Cameroon’s GDP growth in 2010 is estimated to have reached 3 percent on the back of stronger non-oil activities, which expanded by about 4 percent (particularly food crops, forestry, construction, transport, and telecoms).  This growth, however, remains too slow to reduce poverty in a sustainable manner. On its current trajectory, Cameroon is not likely to meet most Millennium Development Goals.

Yet, Cameroon is endowed with oil, high value timber, and agricultural products (coffee, cotton, cocoa). Untapped resources include natural gas, bauxite, diamonds, gold, iron, and cobalt. Why isn’t it growing faster?

As explained in the latest Cameroon Economic Update, the answer is that poor infrastructure, an unfavorable business environment, and weak governance hamper economic activity in Cameroon. Central Africa’s infrastructure (including Cameroon’s) is the poorest in all of Africa. Despite major hydropower resources, Central Africa has the least developed power sector on the continent.  Its paved road density is a fraction of already low levels in West Africa. By global standards and when compared with other parts of Africa, Central African consumers also pay exceptionally high rates for infrastructure services. The monthly internet basket in Cameroon, for instance, is four times higher than that in other developing countries.

Simulations suggest that if Cameroon’s infrastructure could be upgraded to the level of the best performing country in Africa (Mauritius), the impact on real per capita economic growth would be in the order of 4½ percentage points of GDP per year. In other words, the average Cameroonian would see her annual income grow more than five times faster than today.

To help finance key infrastructure projects, the country issued its first government bond in December 2010. Time may finally have come for the lion to wake up.



Raju Jan Singh

World Bank Lead Economist & Program Leader for Haiti

Join the Conversation

March 02, 2011

Thanks for your post, Raju. It's very true that the lion has slept quite the grasse matinee, comme on dit. Your third paragraph touches well on some of the main culprits, although I might even suggest that it is the weak governance that contributes to an unfavorable business environment, which results in neglected infrastructure.

Cameroon is a wonderfully diverse country, rich with natural resources and a well educated human resource base relative to some of its neighbors. But we've observed the country slide down on all the big indicators: GDP, or MDG. Last year I was hopeful that the approach of 2011's presidential elections might wake Cameroonians up to demand more from their nation. This was despite the fact that the year started off on a precarious foot: at Biya's presidential address on January 1, 2010, he finished his discourse on live television with a hearty "Bonne Annee Deux Mille Neuf!" But it is clear that in terms of governance, a sagging status quo seems to suffice for most.

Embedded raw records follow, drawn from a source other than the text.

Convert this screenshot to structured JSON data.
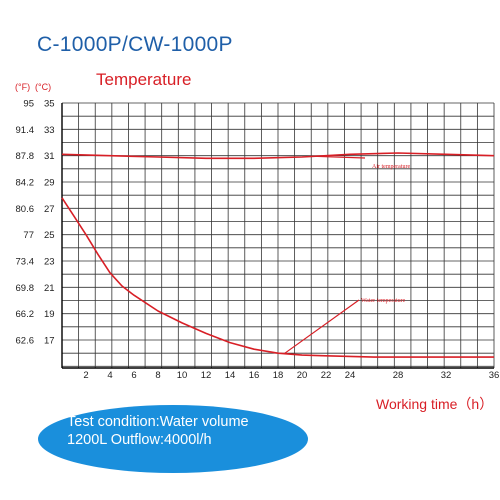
{
  "model": "C-1000P/CW-1000P",
  "units": {
    "fahrenheit": "(°F)",
    "celsius": "(°C)"
  },
  "condition": {
    "line1": "Test condition:Water volume",
    "line2": "1200L Outflow:4000l/h"
  },
  "chart_data": {
    "type": "line",
    "title": "Temperature",
    "xlabel": "Working time（h）",
    "ylabel": "",
    "xlim": [
      0,
      36
    ],
    "ylim": [
      15,
      35
    ],
    "grid": true,
    "x_ticks": [
      2,
      4,
      6,
      8,
      10,
      12,
      14,
      16,
      18,
      20,
      22,
      24,
      28,
      32,
      36
    ],
    "y_ticks_celsius": [
      "35",
      "33",
      "31",
      "29",
      "27",
      "25",
      "23",
      "21",
      "19",
      "17"
    ],
    "y_ticks_fahrenheit": [
      "95",
      "91.4",
      "87.8",
      "84.2",
      "80.6",
      "77",
      "73.4",
      "69.8",
      "66.2",
      "62.6"
    ],
    "series": [
      {
        "name": "Air temperature",
        "color": "#d81f26",
        "x": [
          0,
          4,
          8,
          12,
          16,
          20,
          24,
          28,
          32,
          36
        ],
        "values": [
          31.1,
          31.0,
          30.9,
          30.8,
          30.8,
          30.9,
          31.1,
          31.2,
          31.1,
          31.0
        ]
      },
      {
        "name": "Water temperature",
        "color": "#d81f26",
        "x": [
          0,
          1,
          2,
          3,
          4,
          5,
          6,
          8,
          10,
          12,
          14,
          16,
          18,
          20,
          22,
          26,
          30,
          36
        ],
        "values": [
          27.8,
          26.4,
          25.0,
          23.5,
          22.1,
          21.1,
          20.4,
          19.2,
          18.3,
          17.5,
          16.8,
          16.3,
          16.0,
          15.85,
          15.8,
          15.7,
          15.7,
          15.7
        ]
      }
    ]
  }
}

In a country of 250 different languages and groups, is the state of one's nation an afterthought? What is it about the current governance system that is so discouraging? What can be done about it? I would place urgency on allowing fresh faces in high level political positions. Otherwise the lion will wake up as the sun is already setting on Cameroon's opportunities to lead Central Africa.

February 27, 2012

Despite the overwhelming potential Cameroon has to offer,both in terms of natural resources and man-power, the country is bound to suffer under-performance as long as politics stays the key concern of the regime,who's members are much concerned securing office terms rather than discharging their duties. while the country swings in an unbroken spiral of poverty and hopelessness, the regime covers eye on embezzlement and promote unfriendly business, social & and economic environment where the rich get richer and the poor ... (complete the sentence);the subsequent effects has been two steps backward for every step forward. mounting more pressure on government by funds providers to demand transparency in governance, could already be a solution, however, the starting point should primarily be our mentality; Why not instituting a rigorous culture of rewards/punishment?